Answers to these questions fall along a spectrum of opinions. Tariq Ramadan, for instance, has argued that there should be a “shift in the center of gravity of authority” away from a strictly madhhab-based approach to bioethics, toward an approach providing scientists authority within Islamic bioethical discourses (Ramadan, p. 112). Similarly, Ebrahim Moosa calls for “innovation” in Muslim ethics and the way Muslims conceptualize their tradition, to emphasize more the current social contexts in which Muslims find themselves (Moosa, p. 52). Legal opinions (fatāwā, s. fatwā) from the ʿulamāʾ in countries such as Saudi Arabia, Egypt, Kuwait, Iraq, and Iran have generally demonstrated consensus on the permissibility of many biotechnical procedures such as organ transplantation. The ʿulamāʾ in India or Pakistan, however, have been far more resistant to such procedures, often taking a more circumspect position on bioethical deliberations (Moazam, p. 5).

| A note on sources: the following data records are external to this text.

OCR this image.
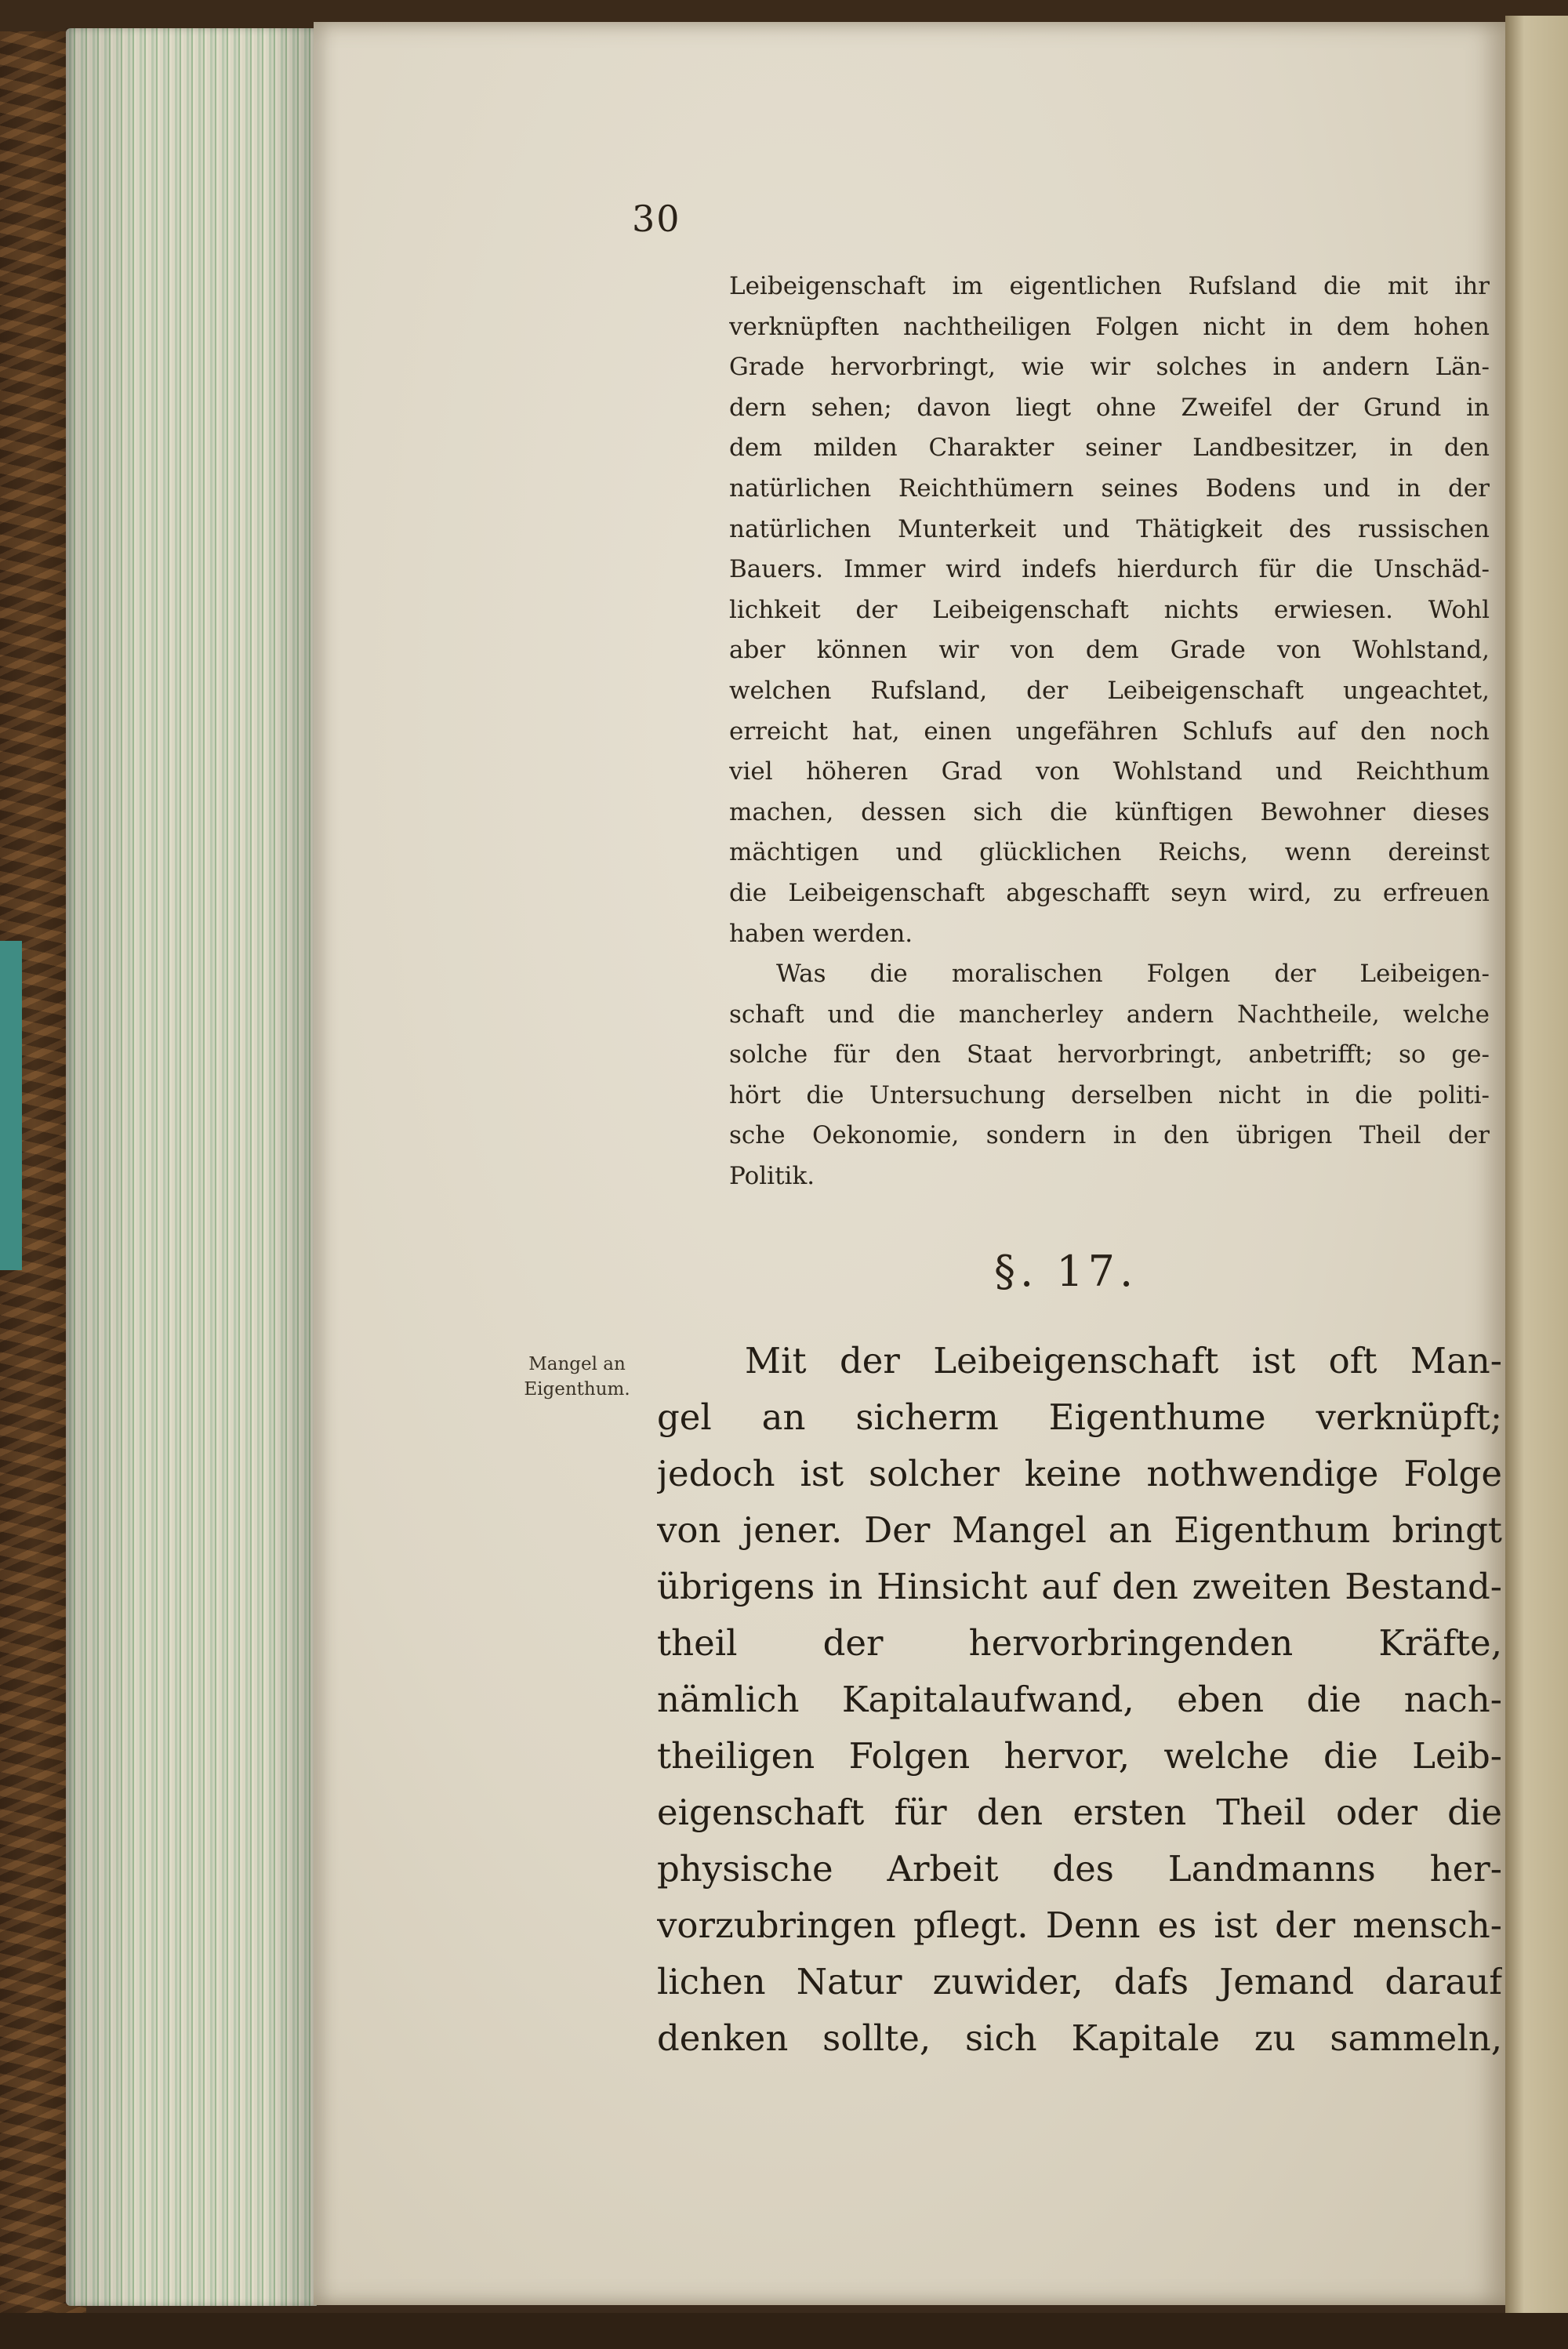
30
Leibeigenschaft im eigentlichen Rufsland die mit ihr
verknüpften nachtheiligen Folgen nicht in dem hohen
Grade hervorbringt, wie wir solches in andern Län-
dern sehen; davon liegt ohne Zweifel der Grund in
dem milden Charakter seiner Landbesitzer, in den
natürlichen Reichthümern seines Bodens und in der
natürlichen Munterkeit und Thätigkeit des russischen
Bauers. Immer wird indefs hierdurch für die Unschäd-
lichkeit der Leibeigenschaft nichts erwiesen. Wohl
aber können wir von dem Grade von Wohlstand,
welchen Rufsland, der Leibeigenschaft ungeachtet,
erreicht hat, einen ungefähren Schlufs auf den noch
viel höheren Grad von Wohlstand und Reichthum
machen, dessen sich die künftigen Bewohner dieses
mächtigen und glücklichen Reichs, wenn dereinst
die Leibeigenschaft abgeschafft seyn wird, zu erfreuen
haben werden.
Was die moralischen Folgen der Leibeigen-
schaft und die mancherley andern Nachtheile, welche
solche für den Staat hervorbringt, anbetrifft; so ge-
hört die Untersuchung derselben nicht in die politi-
sche Oekonomie, sondern in den übrigen Theil der
Politik.
§. 17.
Mangel an
Eigenthum.
Mit der Leibeigenschaft ist oft Man-
gel an sicherm Eigenthume verknüpft;
jedoch ist solcher keine nothwendige Folge
von jener. Der Mangel an Eigenthum bringt
übrigens in Hinsicht auf den zweiten Bestand-
theil der hervorbringenden Kräfte,
nämlich Kapitalaufwand, eben die nach-
theiligen Folgen hervor, welche die Leib-
eigenschaft für den ersten Theil oder die
physische Arbeit des Landmanns her-
vorzubringen pflegt. Denn es ist der mensch-
lichen Natur zuwider, dafs Jemand darauf
denken sollte, sich Kapitale zu sammeln,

Many of the most critical bioethical questions and deliberations remain unresolved in Muslim legal thought, and there are significant disagreements on bioethical issues even within particular law schools. Today some of the most influential bodies of Islamic bioethical deliberation are the Organization of Islamic Conferences’ Islamic Fiqh Academy (OIC-IFA), the Muslim World League’s Islamic Research Council (MWL-IRC), and the Islamic Organization of Medical Sciences (IOMS). These organizations are transnational, and often bring together scientists, medical doctors, and traditionally trained Muslim jurists from across the different schools of law. Since no particular body speaks for either Sunnī Islam or Shīʿa Islam, and no one categorically speaks for any one law school, there remains a multiplicity of opinions on bioethics in Islam. Because of their inclusive nature, however, the opinions of the OIC-IFA, the MWL-IRC, and the IOMS carry significant weight, and are recognized as “the forefront of Muslim efforts to address ethico-legal challenges brought forth by modern technological advances” (Padela, Arozullah, and Moosa, p. 2).

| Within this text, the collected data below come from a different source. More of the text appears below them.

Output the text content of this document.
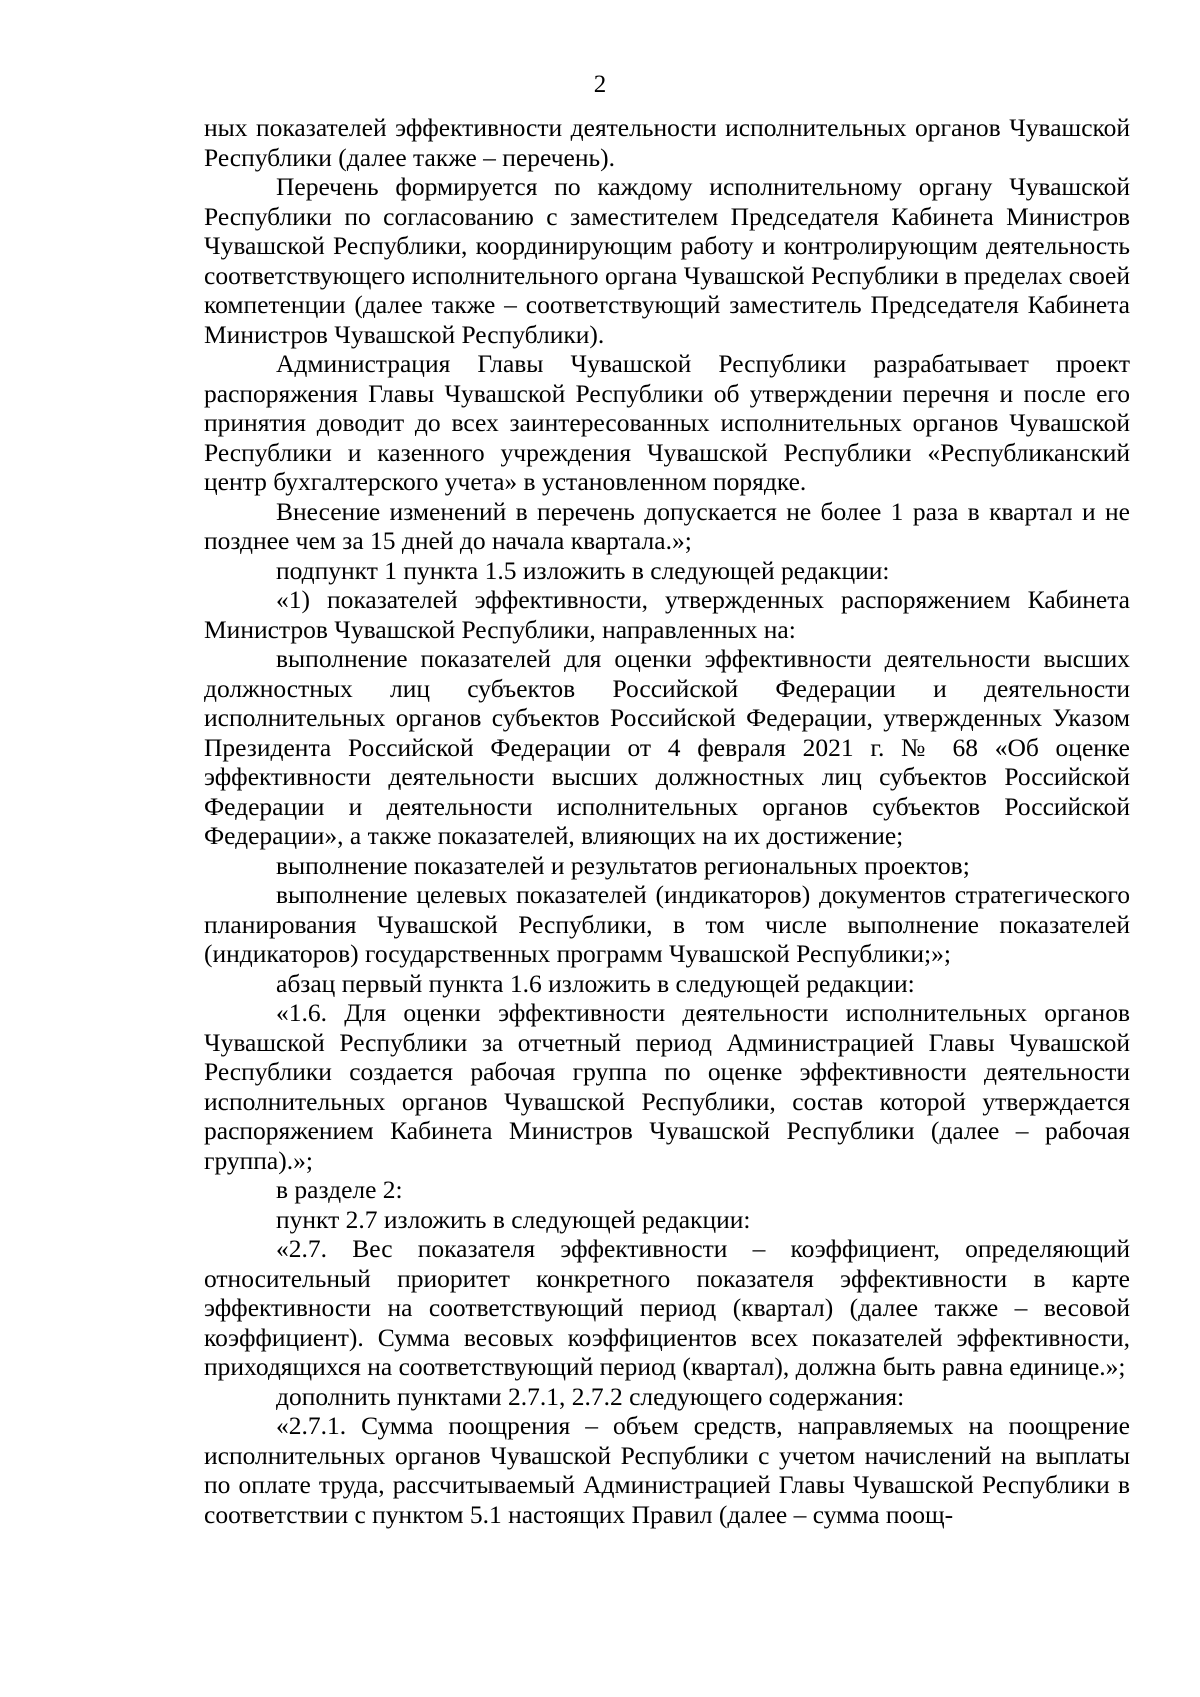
2

ных показателей эффективности деятельности исполнительных органов Чувашской Республики (далее также – перечень).

Перечень формируется по каждому исполнительному органу Чувашской Республики по согласованию с заместителем Председателя Кабинета Министров Чувашской Республики, координирующим работу и контролирующим деятельность соответствующего исполнительного органа Чувашской Республики в пределах своей компетенции (далее также – соответствующий заместитель Председателя Кабинета Министров Чувашской Республики).

Администрация Главы Чувашской Республики разрабатывает проект распоряжения Главы Чувашской Республики об утверждении перечня и после его принятия доводит до всех заинтересованных исполнительных органов Чувашской Республики и казенного учреждения Чувашской Республики «Республиканский центр бухгалтерского учета» в установленном порядке.

Внесение изменений в перечень допускается не более 1 раза в квартал и не позднее чем за 15 дней до начала квартала.»;

подпункт 1 пункта 1.5 изложить в следующей редакции:

«1) показателей эффективности, утвержденных распоряжением Кабинета Министров Чувашской Республики, направленных на:

выполнение показателей для оценки эффективности деятельности высших должностных лиц субъектов Российской Федерации и деятельности исполнительных органов субъектов Российской Федерации, утвержденных Указом Президента Российской Федерации от 4 февраля 2021 г. № 68 «Об оценке эффективности деятельности высших должностных лиц субъектов Российской Федерации и деятельности исполнительных органов субъектов Российской Федерации», а также показателей, влияющих на их достижение;

выполнение показателей и результатов региональных проектов;

выполнение целевых показателей (индикаторов) документов стратегического планирования Чувашской Республики, в том числе выполнение показателей (индикаторов) государственных программ Чувашской Республики;»;

абзац первый пункта 1.6 изложить в следующей редакции:

«1.6. Для оценки эффективности деятельности исполнительных органов Чувашской Республики за отчетный период Администрацией Главы Чувашской Республики создается рабочая группа по оценке эффективности деятельности исполнительных органов Чувашской Республики, состав которой утверждается распоряжением Кабинета Министров Чувашской Республики (далее – рабочая группа).»;

в разделе 2:

пункт 2.7 изложить в следующей редакции:

«2.7. Вес показателя эффективности – коэффициент, определяющий относительный приоритет конкретного показателя эффективности в карте эффективности на соответствующий период (квартал) (далее также – весовой коэффициент). Сумма весовых коэффициентов всех показателей эффективности, приходящихся на соответствующий период (квартал), должна быть равна единице.»;

дополнить пунктами 2.7.1, 2.7.2 следующего содержания:

«2.7.1. Сумма поощрения – объем средств, направляемых на поощрение исполнительных органов Чувашской Республики с учетом начислений на выплаты по оплате труда, рассчитываемый Администрацией Главы Чувашской Республики в соответствии с пунктом 5.1 настоящих Правил (далее – сумма поощ-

Muslim legal responses to the challenge of bioethics highlight a broader epistemological challenge in contemporary Islam. The role of the law schools in the lives of contemporary Muslims, and the influence of these schools in shaping the norms and values by which contemporary Muslims live their lives, is at the center of this challenge. For nearly a century there has been a robust debate seeking to encourage ijtihād, original thinking in matters of law and norms, a move welcomed by reformers but resisted by ultraorthodox traditionalists. Some Muslim intellectuals, as part of what has been labeled the “Qurʾān only movement,” find little use for the law schools in contemporary Muslim life, and advocate for discerning laws and norms from the Qurʾān instead of bodies of classical jurisprudence. Another variant of this approach can be found among some Salafīs, who argue that the law schools and the jurisprudence contained within them are the work of man, rather than God, and thus not adequate for deriving norms and values. However, many contemporary jurists, such as Yūsuf al-Qaraḍāwī continue to draw upon the sources and methods of this classical tradition for discerning laws and norms today. Some critical-progressive reformers, such as Fazlur Rahman, Khaled Abou El Fadl, and Ebrahim Moosa, among others, argue that the collection of fiqh and the sources and methods of the law schools are an important source and archive of Muslim thinking in the past. However, this tradition requires critical scrutiny through an ethical lens that puts the tradition in conversation with other forms of knowledge, such as science and philosophy, and the Muslim experience in the present.